International environmental law provides a useful example of a rapidly developing field of international law, and demonstrates some of the difficulties involved in resolving modern global problems within the traditional legal framework. The environment did not feature in the Charter of the United Nations and none of the constituent bodies of the United Nations was expressly given an environmental mandate. Since the 1960s, however, and reflecting a similar trend in Australian domestic law, we can trace a steady growth in international law concerned with environmental issues. Early developments primarily focussed on particular instances of harm, resulting in international agreements that deal with a single issue such as the prevention of one type of pollution or protection of a particular wildlife species. As truly global problems became apparent - for example, depletion of the ozone layer, and global warming - the international community has developed agreements that are broader and more strategic in their approach.
A number of factors must be considered when reflecting on State responsibility and they are assessed in this chapter.
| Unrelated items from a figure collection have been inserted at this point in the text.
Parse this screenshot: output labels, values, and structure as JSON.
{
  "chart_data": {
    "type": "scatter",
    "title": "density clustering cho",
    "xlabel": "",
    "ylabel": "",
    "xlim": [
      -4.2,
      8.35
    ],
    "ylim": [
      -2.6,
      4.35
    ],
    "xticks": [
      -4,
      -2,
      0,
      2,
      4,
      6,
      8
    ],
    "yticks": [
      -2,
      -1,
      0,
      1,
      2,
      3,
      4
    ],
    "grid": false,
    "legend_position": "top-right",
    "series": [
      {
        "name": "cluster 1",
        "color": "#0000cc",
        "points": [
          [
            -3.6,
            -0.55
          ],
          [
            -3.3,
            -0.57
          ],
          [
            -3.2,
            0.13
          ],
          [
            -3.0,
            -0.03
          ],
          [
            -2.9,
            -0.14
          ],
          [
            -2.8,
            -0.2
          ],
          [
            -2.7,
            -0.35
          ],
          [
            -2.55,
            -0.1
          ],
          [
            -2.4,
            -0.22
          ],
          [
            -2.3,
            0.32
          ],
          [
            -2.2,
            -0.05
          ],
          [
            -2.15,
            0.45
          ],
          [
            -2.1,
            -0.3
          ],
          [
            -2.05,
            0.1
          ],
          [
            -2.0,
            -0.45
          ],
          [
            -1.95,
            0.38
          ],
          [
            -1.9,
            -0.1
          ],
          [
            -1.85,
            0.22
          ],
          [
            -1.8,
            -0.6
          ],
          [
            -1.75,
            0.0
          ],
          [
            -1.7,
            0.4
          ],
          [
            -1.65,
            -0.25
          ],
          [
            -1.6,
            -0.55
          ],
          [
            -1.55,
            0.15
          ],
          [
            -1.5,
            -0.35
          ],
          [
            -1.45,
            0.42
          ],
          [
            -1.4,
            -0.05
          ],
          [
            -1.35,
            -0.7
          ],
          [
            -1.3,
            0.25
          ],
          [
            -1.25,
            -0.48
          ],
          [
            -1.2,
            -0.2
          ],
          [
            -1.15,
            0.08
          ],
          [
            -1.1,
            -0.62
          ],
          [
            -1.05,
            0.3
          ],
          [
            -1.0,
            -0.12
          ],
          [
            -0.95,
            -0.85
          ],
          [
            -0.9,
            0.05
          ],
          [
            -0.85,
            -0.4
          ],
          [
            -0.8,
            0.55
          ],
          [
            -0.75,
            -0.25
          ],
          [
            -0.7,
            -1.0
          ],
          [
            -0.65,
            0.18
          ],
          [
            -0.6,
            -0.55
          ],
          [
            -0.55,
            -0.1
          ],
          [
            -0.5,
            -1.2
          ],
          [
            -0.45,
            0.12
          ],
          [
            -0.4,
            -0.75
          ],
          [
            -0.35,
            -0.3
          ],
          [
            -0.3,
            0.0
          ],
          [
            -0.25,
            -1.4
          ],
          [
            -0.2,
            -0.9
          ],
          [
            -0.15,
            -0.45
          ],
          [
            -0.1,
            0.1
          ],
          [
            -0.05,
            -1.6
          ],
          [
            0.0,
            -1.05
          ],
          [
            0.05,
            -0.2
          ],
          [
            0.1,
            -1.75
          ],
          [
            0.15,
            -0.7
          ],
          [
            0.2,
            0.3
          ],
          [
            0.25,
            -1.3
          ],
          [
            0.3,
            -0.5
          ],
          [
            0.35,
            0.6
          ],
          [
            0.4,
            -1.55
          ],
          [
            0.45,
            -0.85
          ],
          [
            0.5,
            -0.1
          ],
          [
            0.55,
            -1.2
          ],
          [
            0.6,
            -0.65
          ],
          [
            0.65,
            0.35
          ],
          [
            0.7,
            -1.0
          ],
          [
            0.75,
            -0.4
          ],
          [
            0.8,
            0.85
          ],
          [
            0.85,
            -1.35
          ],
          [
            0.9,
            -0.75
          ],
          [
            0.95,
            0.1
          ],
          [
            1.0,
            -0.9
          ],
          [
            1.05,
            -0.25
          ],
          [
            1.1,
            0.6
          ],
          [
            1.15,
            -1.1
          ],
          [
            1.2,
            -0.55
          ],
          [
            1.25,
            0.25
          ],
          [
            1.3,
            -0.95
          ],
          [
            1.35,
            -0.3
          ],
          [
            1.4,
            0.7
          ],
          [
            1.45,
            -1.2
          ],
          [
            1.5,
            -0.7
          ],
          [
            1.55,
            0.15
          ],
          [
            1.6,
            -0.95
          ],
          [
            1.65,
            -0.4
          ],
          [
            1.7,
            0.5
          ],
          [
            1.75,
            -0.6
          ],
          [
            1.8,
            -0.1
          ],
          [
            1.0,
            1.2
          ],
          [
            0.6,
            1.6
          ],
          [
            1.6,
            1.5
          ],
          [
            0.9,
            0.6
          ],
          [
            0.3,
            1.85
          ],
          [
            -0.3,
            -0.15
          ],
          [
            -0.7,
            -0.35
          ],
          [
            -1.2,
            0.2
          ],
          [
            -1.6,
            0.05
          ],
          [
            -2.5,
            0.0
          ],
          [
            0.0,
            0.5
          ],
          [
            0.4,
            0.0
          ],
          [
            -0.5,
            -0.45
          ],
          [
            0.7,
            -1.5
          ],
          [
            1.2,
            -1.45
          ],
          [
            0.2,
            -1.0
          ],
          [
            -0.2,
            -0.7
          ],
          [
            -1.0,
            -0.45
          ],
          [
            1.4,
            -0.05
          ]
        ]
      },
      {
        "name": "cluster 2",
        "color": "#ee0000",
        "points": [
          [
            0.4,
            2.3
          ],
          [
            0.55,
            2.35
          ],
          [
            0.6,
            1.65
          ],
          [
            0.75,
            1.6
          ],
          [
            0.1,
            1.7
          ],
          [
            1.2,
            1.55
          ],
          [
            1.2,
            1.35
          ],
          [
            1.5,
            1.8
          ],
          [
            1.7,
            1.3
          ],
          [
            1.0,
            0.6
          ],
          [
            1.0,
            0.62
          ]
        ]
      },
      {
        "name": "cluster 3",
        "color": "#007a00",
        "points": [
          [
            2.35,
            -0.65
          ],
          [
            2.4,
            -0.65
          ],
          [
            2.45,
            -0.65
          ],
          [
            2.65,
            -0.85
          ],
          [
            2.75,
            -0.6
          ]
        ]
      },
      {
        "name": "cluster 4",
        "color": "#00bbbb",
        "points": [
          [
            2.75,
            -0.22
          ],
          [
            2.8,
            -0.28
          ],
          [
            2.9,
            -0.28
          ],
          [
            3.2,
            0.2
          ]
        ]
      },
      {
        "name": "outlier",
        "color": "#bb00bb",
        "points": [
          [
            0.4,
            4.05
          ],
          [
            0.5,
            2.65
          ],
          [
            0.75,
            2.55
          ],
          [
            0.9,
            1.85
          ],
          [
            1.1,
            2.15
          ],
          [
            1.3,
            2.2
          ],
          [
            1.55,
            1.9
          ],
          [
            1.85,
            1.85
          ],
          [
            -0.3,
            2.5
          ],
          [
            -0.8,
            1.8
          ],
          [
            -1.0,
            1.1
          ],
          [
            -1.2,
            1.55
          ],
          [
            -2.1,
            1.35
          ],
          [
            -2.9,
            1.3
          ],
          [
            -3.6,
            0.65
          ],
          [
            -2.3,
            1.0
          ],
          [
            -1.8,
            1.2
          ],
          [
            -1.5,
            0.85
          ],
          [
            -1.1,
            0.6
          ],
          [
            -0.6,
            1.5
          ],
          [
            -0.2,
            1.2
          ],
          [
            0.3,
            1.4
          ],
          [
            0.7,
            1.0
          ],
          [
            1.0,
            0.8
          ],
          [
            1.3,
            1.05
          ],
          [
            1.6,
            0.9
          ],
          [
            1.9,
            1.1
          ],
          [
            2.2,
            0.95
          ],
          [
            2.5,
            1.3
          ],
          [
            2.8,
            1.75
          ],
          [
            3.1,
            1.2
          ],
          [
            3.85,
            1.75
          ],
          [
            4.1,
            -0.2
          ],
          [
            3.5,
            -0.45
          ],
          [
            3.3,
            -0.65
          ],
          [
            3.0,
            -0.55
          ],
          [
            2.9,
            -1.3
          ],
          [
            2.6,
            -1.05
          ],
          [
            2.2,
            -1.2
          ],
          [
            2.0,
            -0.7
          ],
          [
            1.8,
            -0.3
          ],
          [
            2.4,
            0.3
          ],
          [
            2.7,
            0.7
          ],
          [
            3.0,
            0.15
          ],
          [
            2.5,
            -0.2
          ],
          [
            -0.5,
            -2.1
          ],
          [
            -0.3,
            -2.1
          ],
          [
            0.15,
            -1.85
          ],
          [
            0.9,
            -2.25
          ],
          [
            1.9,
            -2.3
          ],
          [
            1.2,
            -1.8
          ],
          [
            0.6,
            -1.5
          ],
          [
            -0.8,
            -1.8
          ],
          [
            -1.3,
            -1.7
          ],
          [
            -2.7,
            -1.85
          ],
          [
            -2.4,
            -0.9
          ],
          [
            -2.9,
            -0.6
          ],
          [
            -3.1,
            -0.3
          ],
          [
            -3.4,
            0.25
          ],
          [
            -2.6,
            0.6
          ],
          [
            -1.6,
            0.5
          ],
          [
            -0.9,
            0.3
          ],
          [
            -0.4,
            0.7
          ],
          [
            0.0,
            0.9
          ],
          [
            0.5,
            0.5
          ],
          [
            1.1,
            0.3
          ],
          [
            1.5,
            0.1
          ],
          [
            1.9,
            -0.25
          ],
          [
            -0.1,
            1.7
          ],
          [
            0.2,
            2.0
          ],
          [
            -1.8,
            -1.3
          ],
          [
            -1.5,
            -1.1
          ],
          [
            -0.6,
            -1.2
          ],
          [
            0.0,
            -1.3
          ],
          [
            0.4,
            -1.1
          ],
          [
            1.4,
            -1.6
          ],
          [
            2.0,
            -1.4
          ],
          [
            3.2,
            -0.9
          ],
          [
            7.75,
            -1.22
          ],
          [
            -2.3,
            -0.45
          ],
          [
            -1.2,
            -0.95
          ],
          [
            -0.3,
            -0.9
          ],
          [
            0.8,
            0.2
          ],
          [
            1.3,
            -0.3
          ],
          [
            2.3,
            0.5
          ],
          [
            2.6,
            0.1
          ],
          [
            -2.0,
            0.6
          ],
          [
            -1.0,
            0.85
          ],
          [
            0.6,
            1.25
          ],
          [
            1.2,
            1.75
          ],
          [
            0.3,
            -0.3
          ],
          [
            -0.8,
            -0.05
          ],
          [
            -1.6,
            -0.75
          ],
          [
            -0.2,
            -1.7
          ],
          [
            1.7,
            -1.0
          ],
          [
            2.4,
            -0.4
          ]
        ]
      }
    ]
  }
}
First, what constitutes an internationally wrongful act for which a State may be responsible? Second, what conduct may be attributed to the State? Third, what reparation must a State make in the event it is held responsible for a wrongful act? Fourth, what defences might be available to a State that would preclude a finding of wrongfulness? Related issues such as diplomatic protection, nationality of claims, and the exhaustion of local remedies are also considered in this chapter.